In this case we're assuming they all have the same payoff ("binary bandits") but there are many version of this problem.

In reality these might be drugs, or web-site designs, or ad campaigns, or job-search strategies, or dating profiles, or anything where we want to exploit the "winner" of our hypothesis testing.

To understand this we talk about minimizing **regret**, the expected difference in winnings between our strategy and the optimal one. (What does that mean?)

How would you solve this?

## Common strategies

There are a number of common strategies that you'll implement in the assignment. Some are better than others, although a "best" strategy would require knowledge of the distribution of the payoffs.

### Greedy Algorithm

The simplest model is a "greedy" algorithm, where we always choose the bandit that's been the most successful so far. Since we want to be able to explore at least a little, we might assume that each bandit has already had a single success.

What are the limitations of this?


### Epsilon-Greedy Algorithm

With epsilon-greedy we choose the best algorithm most of the time, but sometimes (with probability $\epsilon$) we choose one randomly.

Again, there isn't a "best" value, but $\epsilon = 0.1$ is typical.

What are the limitations?

### Softmax

We choose a bandit randomly in proportion to the softmax function of the payouts, e.g.

If there are three bandits, A, B, and C, the probability of choosing A is

$$ \frac{ e^{p_A/\tau} }{  e^{p_A /\tau} +  e^{p_B /\tau} + e^{p_C /\tau  } } + \frac{ e^{p_B/\tau} }{  e^{p_A /\tau} +  e^{p_B /\tau} + e^{p_C /\tau  } } + \frac{ e^{p_C/\tau} }{  e^{p_A /\tau} +  e^{p_B /\tau} + e^{p_C /\tau  } } $$
where

* $p_A$ is the average payoff of bandit A so far (assume 1.0 to start).
* $\tau$ is the "temperature" (generally constant).

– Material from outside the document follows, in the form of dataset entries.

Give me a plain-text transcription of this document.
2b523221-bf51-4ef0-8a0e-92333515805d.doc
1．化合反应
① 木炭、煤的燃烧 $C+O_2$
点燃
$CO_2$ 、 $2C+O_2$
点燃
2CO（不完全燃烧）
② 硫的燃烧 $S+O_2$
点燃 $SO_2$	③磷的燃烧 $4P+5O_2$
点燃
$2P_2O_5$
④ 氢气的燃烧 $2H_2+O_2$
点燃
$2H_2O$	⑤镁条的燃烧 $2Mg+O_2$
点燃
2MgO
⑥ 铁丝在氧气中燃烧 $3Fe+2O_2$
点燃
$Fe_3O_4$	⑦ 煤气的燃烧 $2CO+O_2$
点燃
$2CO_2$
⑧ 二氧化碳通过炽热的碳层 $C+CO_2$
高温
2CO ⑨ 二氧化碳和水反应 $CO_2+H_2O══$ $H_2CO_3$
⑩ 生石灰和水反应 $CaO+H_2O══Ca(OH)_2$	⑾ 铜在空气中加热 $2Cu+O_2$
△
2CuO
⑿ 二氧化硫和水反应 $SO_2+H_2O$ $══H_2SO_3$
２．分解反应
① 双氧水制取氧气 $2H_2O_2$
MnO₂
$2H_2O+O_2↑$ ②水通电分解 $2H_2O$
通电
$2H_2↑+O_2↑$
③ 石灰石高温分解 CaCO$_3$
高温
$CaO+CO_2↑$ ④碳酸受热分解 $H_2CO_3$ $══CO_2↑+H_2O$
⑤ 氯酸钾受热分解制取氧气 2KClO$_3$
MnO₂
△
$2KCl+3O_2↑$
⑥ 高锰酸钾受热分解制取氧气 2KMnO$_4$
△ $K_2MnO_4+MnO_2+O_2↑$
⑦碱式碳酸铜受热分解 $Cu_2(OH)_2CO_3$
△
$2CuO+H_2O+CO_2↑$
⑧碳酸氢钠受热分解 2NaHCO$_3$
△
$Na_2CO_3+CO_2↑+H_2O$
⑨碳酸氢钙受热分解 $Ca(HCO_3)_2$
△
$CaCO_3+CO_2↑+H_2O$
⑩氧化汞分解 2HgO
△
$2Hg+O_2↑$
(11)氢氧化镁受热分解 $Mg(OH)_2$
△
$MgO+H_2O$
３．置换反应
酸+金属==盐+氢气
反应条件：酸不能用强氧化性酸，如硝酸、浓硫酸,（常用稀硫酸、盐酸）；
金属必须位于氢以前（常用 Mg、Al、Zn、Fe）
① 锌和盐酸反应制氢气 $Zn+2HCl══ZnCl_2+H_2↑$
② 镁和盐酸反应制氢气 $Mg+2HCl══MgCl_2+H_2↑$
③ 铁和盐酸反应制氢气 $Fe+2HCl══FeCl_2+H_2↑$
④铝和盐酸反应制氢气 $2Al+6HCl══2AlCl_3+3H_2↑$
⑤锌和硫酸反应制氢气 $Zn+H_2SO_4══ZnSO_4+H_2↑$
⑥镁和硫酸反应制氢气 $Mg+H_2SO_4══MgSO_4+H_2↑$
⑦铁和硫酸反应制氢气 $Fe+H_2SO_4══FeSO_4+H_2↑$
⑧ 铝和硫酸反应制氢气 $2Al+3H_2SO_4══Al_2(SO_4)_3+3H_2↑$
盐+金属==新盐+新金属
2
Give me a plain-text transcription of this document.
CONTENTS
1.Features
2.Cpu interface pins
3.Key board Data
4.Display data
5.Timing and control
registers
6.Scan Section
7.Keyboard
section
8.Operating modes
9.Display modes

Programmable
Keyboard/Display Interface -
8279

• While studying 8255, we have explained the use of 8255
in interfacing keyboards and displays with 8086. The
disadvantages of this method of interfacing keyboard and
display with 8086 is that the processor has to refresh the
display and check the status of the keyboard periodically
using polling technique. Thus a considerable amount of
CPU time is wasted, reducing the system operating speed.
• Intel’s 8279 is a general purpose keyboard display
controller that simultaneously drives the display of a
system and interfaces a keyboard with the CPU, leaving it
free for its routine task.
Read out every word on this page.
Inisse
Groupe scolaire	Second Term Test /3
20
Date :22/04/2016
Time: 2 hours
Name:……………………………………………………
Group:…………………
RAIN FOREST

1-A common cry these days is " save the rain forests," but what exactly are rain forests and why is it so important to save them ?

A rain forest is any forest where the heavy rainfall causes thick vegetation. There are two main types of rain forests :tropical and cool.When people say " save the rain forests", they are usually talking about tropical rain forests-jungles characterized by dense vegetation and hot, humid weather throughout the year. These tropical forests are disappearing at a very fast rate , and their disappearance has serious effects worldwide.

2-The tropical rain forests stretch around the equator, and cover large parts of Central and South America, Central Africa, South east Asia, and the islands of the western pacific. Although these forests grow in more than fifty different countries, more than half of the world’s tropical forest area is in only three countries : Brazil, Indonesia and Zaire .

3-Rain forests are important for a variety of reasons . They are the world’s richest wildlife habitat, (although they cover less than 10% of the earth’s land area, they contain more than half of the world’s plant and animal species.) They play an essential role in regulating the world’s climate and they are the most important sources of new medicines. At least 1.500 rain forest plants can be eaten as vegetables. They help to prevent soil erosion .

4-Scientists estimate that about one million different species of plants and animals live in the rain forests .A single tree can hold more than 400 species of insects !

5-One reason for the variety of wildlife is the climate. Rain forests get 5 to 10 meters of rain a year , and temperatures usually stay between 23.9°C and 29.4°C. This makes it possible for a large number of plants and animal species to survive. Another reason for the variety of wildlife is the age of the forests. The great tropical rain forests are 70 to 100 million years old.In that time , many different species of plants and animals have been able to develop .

How does this behave in the extremes?


* As $\tau \to \infty$, the algorithm will choose bandits equally.
* As $\tau \to 0$, it will choose the most successful so far.

What are the limitations?

### UCB1 Algorithm

Another approach is to balance the choose bandits based on a combination of expected payoff and uncertainty. The UCB1 algorithm scores each bandit based on the upper confidence bound

The UCB1 algorithm choosing the bandit for whom the Upper Confidence Bound is the highest, favoring bandits with a high expected payout, but also those with high uncertainty.

Choose a bandit to maximize

$$p_A + \sqrt{\frac{2 \ln{N}}{n_A}} $$

where

 * $p_A$ is the expected payout of bandit $A$.
 * $n_A$ is the number of times bandit $A$ has played.
 * N is the total number of trials so far.

This chooses the bandit for whom the Upper Confidence Bound is the highest.

### Bayesian Bandit

Use Bayesian statistics:

* Find probability distribution of payout of each bandit thus far. (how?)
* For each bandit, sample from distribution.
* Choose bandit for whom the sample has highest expected payout.